Group Testing for Accurate and Efficient Range-Based Near Neighbor Search : An Adaptive Binary Splitting Approach

This work presents an adaptive group testing framework for the range-based high dimensional near neighbor search problem. The proposed method detects high-similarity vectors from an extensive collection of high dimensional vectors, where each vector represents an image descriptor. Our method efficiently marks each item in the collection as neighbor or non-neighbor on the basis of a cosine distance threshold without exhaustive search. Like other methods in the domain of large scale retrieval, our approach exploits the assumption that most of the items in the collection are unrelated to the query. Unlike other methods, it does not assume a large difference between the cosine similarity of the query vector with the least related neighbor and that with the least unrelated non-neighbor. Following the procedure of binary splitting, a multi-stage adaptive group testing algorithm, we split the set of items to be searched into half at each step, and perform dot product tests on smaller and smaller subsets, many of which we are able to prune away. We experimentally show that our method achieves a speed-up over exhaustive search by a factor of more than ten with an accuracy same as that of exhaustive search, on a variety of large datasets. We present a theoretical analysis of the expected number of distance computations per query and the probability that a pool with a certain number of members will be pruned. In this way, our method exploits very useful and practical distributional properties unlike other methods. In our method, all required data structures are created purely offline. Moreover, our method does not impose any strong assumptions on the number of true near neighbors, is adaptible to streaming settings where new vectors are dynamically added to the database, and does not require any parameter tuning.

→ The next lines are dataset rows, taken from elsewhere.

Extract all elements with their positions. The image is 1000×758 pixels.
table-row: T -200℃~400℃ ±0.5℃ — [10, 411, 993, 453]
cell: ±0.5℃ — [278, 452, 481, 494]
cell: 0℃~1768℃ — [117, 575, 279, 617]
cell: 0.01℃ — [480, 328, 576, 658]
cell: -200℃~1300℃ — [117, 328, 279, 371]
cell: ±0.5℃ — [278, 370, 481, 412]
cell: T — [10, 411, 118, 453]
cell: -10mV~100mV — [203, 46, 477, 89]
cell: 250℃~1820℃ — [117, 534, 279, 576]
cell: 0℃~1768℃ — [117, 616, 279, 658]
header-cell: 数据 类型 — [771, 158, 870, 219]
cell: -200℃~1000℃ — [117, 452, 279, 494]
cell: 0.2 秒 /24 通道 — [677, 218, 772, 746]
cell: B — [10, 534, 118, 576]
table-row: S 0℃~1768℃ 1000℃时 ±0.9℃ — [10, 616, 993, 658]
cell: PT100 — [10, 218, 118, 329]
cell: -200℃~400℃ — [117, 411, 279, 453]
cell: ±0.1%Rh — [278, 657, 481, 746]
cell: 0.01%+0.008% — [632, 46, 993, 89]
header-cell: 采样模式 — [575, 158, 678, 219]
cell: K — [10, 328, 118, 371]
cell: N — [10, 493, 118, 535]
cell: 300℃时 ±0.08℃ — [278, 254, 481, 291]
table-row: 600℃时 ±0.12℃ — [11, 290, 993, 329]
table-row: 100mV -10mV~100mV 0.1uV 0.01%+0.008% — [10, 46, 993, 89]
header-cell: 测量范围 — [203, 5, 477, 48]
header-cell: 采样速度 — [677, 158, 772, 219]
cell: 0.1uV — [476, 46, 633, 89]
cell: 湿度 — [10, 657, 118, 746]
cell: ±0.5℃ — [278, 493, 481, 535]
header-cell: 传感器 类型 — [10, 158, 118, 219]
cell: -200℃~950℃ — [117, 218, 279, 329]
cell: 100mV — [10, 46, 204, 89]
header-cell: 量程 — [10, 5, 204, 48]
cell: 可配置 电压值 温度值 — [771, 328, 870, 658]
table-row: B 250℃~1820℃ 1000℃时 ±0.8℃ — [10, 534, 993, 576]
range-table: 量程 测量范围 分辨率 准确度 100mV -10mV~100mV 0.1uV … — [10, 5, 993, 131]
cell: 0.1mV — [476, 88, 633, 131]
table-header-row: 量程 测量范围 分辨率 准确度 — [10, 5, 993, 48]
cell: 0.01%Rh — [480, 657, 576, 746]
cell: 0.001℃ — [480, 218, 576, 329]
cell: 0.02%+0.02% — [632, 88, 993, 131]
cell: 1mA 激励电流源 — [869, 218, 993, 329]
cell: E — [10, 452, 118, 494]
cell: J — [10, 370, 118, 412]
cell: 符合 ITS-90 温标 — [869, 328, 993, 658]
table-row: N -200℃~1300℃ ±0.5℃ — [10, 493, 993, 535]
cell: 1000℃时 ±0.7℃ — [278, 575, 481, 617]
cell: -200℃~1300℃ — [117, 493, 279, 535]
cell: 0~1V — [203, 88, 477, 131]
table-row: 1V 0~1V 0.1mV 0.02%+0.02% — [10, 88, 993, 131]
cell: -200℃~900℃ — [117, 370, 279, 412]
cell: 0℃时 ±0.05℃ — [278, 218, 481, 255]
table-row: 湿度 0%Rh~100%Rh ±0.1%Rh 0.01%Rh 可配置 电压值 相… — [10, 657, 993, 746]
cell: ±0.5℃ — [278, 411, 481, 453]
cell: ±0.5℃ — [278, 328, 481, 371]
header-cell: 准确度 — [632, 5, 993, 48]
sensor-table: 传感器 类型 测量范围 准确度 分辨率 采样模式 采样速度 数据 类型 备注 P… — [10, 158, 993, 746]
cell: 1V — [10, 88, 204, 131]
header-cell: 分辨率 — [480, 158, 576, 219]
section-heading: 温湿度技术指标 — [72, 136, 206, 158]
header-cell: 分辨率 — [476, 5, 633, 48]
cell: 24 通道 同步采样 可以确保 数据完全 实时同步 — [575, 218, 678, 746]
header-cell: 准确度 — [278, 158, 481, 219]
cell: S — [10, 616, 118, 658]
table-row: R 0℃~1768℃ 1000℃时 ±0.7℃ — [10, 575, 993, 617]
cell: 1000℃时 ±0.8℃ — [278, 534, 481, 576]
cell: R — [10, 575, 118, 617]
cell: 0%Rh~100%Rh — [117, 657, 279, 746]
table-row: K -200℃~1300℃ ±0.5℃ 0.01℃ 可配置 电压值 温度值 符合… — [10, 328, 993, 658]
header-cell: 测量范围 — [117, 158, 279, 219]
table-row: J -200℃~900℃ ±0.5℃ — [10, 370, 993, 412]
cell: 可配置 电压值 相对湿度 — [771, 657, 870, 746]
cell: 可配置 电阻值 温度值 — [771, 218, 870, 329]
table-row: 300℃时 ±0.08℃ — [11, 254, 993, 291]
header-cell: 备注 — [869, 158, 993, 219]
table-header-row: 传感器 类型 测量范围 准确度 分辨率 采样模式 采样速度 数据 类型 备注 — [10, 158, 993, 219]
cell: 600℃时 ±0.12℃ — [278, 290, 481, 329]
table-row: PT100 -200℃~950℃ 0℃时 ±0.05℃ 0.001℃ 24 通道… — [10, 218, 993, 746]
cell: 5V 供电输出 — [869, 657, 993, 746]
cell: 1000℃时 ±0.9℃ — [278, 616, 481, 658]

翻译：本文提出了一种自适应组测试框架，用于解决基于范围的高维近邻搜索问题。该方法能从大规模高维向量集合中检测出高相似度向量，其中每个向量代表一个图像描述符。我们的方法无需穷举搜索，即可基于余弦距离阈值高效地将集合中的每个项标记为近邻或非近邻。与大规模检索领域的其他方法类似，本方法利用了集合中大部分项与查询无关的假设，但不同于其他方法，它不要求查询向量与最不相关近邻及最不相关非近邻之间的余弦相似度存在显著差异。遵循二分分裂的多阶段自适应组测试流程，我们在每一步将待搜索的项集一分为二，并在越来越小的子集上进行点积测试，从而能对其中许多子集进行剪枝。实验表明，在多种大规模数据集上，本方法相比穷举搜索实现了超过十倍的加速比，同时保持与穷举搜索相同的精度。我们给出了每查询预期距离计算次数以及包含特定成员数量的池将被剪枝的概率的理论分析。通过这种方式，本方法利用了非常实用且具实际意义的数据分布特性，而这正是其他方法所不具备的。在本方法中，所有必要的数据结构均离线构建。此外，本方法不对真实近邻数量施加强假设，能适应动态向数据库新增向量的流式场景，且无需任何参数调优。